Just Go With It may sound like a random phrase slapped onto the latest Adam Sandler comedy, but the title does serve a purpose in the story — while helping to explain where it goes horribly amiss.
It refers to the spirit of group improvisation: When one person offers an outrageous premise, the others are forced to accept it and incorporate it into their own ad-libs, until the riffs snowball into madcap silliness. And while the word “loose” is often used to describe improv — for Sandler, less flattering synonyms like “haphazard” or “ramshackle” also apply — Just Go With It is actually a farce, requiring the sort of discipline and timing that is uniquely ill-suited to Sandler’s brand of half-hearted quipping.
Though the details of the plot have changed as radically as in a game of “telephone,” the roots of Just Go With It lie in Abe Burrows’ 1965 Broadway hit Cactus Flower — itself taken from a French play — which was later adapted for the screen by I.A.L. Diamond, who knew a thing or nine about comedy.

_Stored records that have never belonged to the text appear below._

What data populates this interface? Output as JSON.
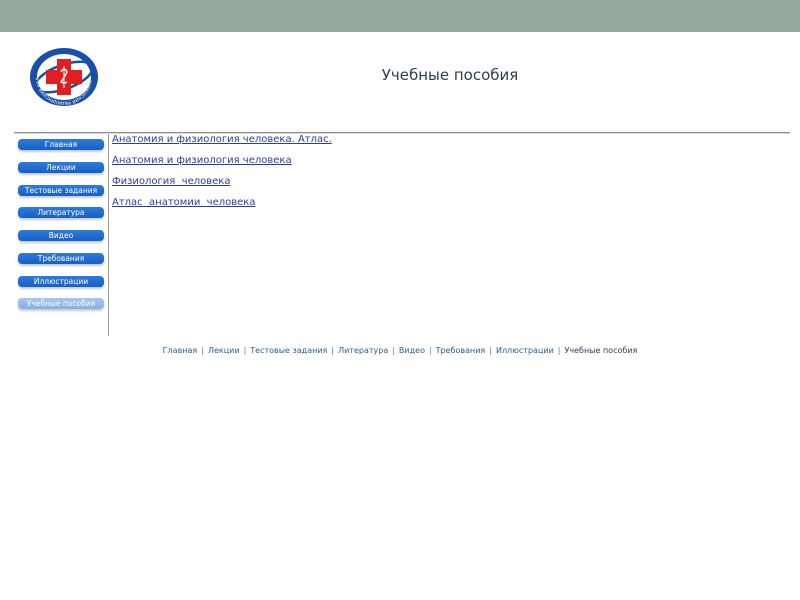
{
  "header": {
    "title": "Учебные пособия",
    "logo_icon": "medical-cross-emblem-icon",
    "logo_ring_text": "ЧУВАШСКИЙ МЕДИЦИНСКИЙ КОЛЛЕДЖ"
  },
  "sidebar": {
    "items": [
      {
        "label": "Главная",
        "active": false
      },
      {
        "label": "Лекции",
        "active": false
      },
      {
        "label": "Тестовые задания",
        "active": false
      },
      {
        "label": "Литература",
        "active": false
      },
      {
        "label": "Видео",
        "active": false
      },
      {
        "label": "Требования",
        "active": false
      },
      {
        "label": "Иллюстрации",
        "active": false
      },
      {
        "label": "Учебные пособия",
        "active": true
      }
    ]
  },
  "main": {
    "links": [
      "Анатомия и физиология человека. Атлас.",
      "Анатомия и физиология человека",
      "Физиология  человека",
      "Атлас  анатомии  человека"
    ]
  },
  "footer": {
    "items": [
      {
        "label": "Главная",
        "current": false
      },
      {
        "label": "Лекции",
        "current": false
      },
      {
        "label": "Тестовые задания",
        "current": false
      },
      {
        "label": "Литература",
        "current": false
      },
      {
        "label": "Видео",
        "current": false
      },
      {
        "label": "Требования",
        "current": false
      },
      {
        "label": "Иллюстрации",
        "current": false
      },
      {
        "label": "Учебные пособия",
        "current": true
      }
    ],
    "separator": "|"
  },
  "colors": {
    "top_bar": "#94a89c",
    "nav_button": "#1f6fd6",
    "nav_button_active": "#9abde9",
    "link": "#2a3ca8",
    "footer_link": "#2b5d88",
    "logo_blue": "#1a4fa8",
    "logo_red": "#e02020"
  }
}
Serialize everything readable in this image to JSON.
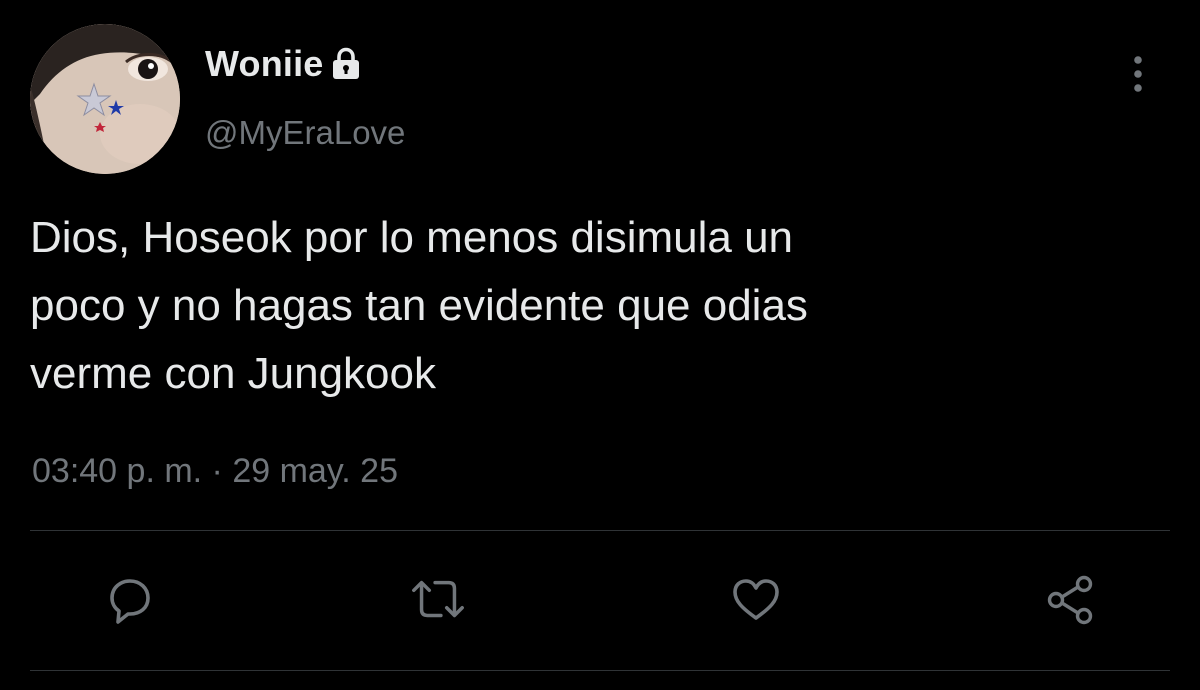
{
  "user": {
    "display_name": "Woniie",
    "handle": "@MyEraLove",
    "protected_icon": "lock-icon",
    "avatar": "avatar-photo"
  },
  "tweet": {
    "text": "Dios, Hoseok por lo menos disimula un\npoco y no hagas tan evidente que odias\nverme con Jungkook",
    "timestamp": "03:40 p. m. · 29 may. 25"
  },
  "actions": {
    "reply_icon": "reply-icon",
    "retweet_icon": "retweet-icon",
    "like_icon": "heart-icon",
    "share_icon": "share-icon",
    "more_icon": "more-vertical-icon"
  },
  "colors": {
    "background": "#000000",
    "text_primary": "#e7e9ea",
    "text_secondary": "#71767b",
    "divider": "#2f3336"
  }
}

Diamond began a decades-long collaboration with Billy Wilder on 1957’s Love In the Afternoon, and with classic comedies like Some Like It Hot and The Apartment, the two wrote films that were frenetic on the surface, but constructed with the ruthlessness and intricacy of a great machine. They were engineers first, gag writers a distant second.
While it’s unfair to expect anyone to meet the Diamond-Wilder standard, a little respect for it might be appropriate. But Sandler’s house director Dennis Dugan — now with six Sandler duds to his credit, from Happy Gilmore to Grown Ups — and his screenwriters, Allan Loeb and Timothy Dowling, seem to be making things up as they go along. That’s a fine strategy for characters in a farce, but it’s disastrous for the artisans who are supposed to be leading them along. The film writes itself into a corner early and just loiters there, looking vaguely embarrassed.
Sandler plays Danny, a wealthy plastic surgeon who uses his wedding ring to bed barflies. (Lest we think him a total pig, the film supplies a grotesque prologue about him discovering his wife-to-be’s infidelity on their wedding day.)